Nach Monaten der Corona-Einschränkungen sehnen sich die Deutschen nach Freizeit mit Freunden und Familie. Das geht aus der repräsentativen Studie „Freizeit-Monitor 2020“ hervor, die die Stiftung für Zukunftsfragen demnächst veröffentlicht.

2000 Menschen wurden dafür im August befragt, welchen Aktivitäten sie gern häufiger nachgehen würden. 71 Prozent gaben an, sich gern wieder öfter mit Freunden treffen zu wollen, sowohl zu Hause als auch im Freien. Zwei Drittel wünschen sich, Familienmitglieder häufiger zu sehen.

Senioren und Ruheständler leiden besonders unter der Isolation, sie wünschen sich, wieder häufiger auswärts zu essen oder eingeladen zu werden. 78 Prozent der jungen Erwachsenen gaben an, mehr für ihre Gesundheit tun zu wollen. „Viele Bürger sehnen sich zurück nach mehr Wahlmöglichkeiten in der Freizeit“, sagt Studienleiter Ulrich Reinhardt.

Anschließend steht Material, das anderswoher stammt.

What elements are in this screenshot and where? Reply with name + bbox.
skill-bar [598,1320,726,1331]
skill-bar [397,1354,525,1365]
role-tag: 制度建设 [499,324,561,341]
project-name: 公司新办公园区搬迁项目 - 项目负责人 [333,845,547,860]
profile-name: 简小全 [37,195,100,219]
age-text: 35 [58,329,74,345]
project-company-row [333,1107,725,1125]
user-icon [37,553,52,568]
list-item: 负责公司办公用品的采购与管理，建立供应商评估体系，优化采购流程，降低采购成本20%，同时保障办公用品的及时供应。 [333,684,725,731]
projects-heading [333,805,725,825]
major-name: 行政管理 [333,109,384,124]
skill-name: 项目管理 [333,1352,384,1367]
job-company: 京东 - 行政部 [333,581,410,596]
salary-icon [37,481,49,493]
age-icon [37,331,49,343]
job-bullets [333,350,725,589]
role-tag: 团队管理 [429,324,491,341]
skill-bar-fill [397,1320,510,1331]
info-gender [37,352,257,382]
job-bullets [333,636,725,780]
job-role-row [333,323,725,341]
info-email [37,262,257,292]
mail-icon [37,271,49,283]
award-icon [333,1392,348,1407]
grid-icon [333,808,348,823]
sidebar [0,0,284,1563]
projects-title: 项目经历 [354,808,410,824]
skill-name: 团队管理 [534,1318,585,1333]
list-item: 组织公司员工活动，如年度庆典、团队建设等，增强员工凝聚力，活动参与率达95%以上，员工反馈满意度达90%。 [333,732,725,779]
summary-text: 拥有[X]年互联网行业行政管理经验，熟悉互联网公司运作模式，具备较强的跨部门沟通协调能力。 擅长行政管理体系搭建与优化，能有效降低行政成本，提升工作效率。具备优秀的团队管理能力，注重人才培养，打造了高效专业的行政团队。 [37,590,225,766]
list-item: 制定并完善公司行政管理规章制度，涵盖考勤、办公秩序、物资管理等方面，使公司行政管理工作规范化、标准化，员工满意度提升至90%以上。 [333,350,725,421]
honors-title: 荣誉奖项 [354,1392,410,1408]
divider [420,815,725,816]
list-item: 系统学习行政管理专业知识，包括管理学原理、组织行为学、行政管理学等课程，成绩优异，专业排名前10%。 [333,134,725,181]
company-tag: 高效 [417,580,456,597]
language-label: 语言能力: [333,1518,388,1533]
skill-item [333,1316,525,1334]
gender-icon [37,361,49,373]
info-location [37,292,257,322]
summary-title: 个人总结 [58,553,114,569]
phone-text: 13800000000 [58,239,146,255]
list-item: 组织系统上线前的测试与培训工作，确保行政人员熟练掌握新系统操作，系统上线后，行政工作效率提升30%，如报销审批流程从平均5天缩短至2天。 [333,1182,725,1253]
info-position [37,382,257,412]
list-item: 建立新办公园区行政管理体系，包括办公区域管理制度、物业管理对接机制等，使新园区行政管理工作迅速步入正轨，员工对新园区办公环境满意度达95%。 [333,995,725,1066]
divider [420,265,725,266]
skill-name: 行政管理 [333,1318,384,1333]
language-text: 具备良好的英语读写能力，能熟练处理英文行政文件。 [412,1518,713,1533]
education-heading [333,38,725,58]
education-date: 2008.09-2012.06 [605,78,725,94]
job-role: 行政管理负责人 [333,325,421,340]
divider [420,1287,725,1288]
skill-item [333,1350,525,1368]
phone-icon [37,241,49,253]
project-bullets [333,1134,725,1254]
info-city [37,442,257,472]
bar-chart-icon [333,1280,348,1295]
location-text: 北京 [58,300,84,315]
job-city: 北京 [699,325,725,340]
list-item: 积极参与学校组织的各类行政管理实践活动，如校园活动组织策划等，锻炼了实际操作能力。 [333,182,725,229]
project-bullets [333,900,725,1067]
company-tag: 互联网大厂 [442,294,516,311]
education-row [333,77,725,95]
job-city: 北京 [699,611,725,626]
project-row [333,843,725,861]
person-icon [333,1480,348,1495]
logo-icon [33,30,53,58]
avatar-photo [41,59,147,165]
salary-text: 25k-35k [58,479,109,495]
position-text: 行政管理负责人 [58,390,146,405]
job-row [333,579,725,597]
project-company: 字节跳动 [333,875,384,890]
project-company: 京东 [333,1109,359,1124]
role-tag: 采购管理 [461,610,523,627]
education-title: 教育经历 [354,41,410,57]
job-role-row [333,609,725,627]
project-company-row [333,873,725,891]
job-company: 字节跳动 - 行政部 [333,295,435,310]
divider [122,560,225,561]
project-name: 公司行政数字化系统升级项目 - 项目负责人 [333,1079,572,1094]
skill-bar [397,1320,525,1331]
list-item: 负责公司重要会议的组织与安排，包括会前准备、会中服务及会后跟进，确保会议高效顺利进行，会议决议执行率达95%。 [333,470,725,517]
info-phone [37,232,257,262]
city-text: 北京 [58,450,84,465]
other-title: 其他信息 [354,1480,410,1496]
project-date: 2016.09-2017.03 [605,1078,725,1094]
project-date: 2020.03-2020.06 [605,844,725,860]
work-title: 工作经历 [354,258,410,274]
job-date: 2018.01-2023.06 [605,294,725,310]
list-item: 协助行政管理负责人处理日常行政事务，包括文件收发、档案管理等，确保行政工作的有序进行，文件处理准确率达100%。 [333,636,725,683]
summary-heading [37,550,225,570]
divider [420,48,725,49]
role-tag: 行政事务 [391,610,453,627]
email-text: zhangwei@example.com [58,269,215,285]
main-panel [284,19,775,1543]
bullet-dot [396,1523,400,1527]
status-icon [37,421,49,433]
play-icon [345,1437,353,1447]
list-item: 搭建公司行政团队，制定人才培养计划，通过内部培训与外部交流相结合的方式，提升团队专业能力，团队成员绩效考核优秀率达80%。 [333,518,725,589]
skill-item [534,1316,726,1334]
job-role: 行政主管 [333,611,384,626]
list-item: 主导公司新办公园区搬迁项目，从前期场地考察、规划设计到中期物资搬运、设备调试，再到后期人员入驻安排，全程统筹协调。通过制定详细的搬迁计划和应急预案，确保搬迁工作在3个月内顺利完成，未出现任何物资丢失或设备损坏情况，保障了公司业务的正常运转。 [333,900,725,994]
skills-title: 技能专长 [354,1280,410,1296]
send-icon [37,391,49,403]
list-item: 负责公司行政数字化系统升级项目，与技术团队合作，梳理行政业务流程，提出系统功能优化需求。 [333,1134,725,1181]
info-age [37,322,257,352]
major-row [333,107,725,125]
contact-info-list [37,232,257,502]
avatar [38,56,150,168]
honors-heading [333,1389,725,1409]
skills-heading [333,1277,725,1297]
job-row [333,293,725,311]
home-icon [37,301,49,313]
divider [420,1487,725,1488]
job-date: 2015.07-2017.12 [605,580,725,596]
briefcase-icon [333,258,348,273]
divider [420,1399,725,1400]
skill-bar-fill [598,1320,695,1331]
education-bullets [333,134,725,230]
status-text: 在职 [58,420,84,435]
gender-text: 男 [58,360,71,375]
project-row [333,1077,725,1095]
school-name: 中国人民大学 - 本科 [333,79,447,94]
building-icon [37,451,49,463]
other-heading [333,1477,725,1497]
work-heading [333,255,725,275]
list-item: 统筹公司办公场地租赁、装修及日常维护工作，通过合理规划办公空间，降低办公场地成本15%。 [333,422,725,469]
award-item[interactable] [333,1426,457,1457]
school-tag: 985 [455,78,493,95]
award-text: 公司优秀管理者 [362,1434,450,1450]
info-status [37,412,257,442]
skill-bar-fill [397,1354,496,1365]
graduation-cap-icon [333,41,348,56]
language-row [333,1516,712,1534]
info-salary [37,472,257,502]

In der Corona-Zeit konnten sich die Deutschen mindestens einmal im Monat für Autokinos und -konzerte (5 Prozent), Heimwerken (39 Prozent) oder das Streamen von Serien und Filmen (58 Prozent) begeistern. Insgesamt scheinen die Interessen der Deutschen breiter gefächert als noch vor einigen Jahren. Wurden 2015 von der Mehrheit der Befragten gerade mal zwölf unterschiedliche Aktivitäten genannt, die sie gern häufiger ausüben würden, sind es aktuell 32.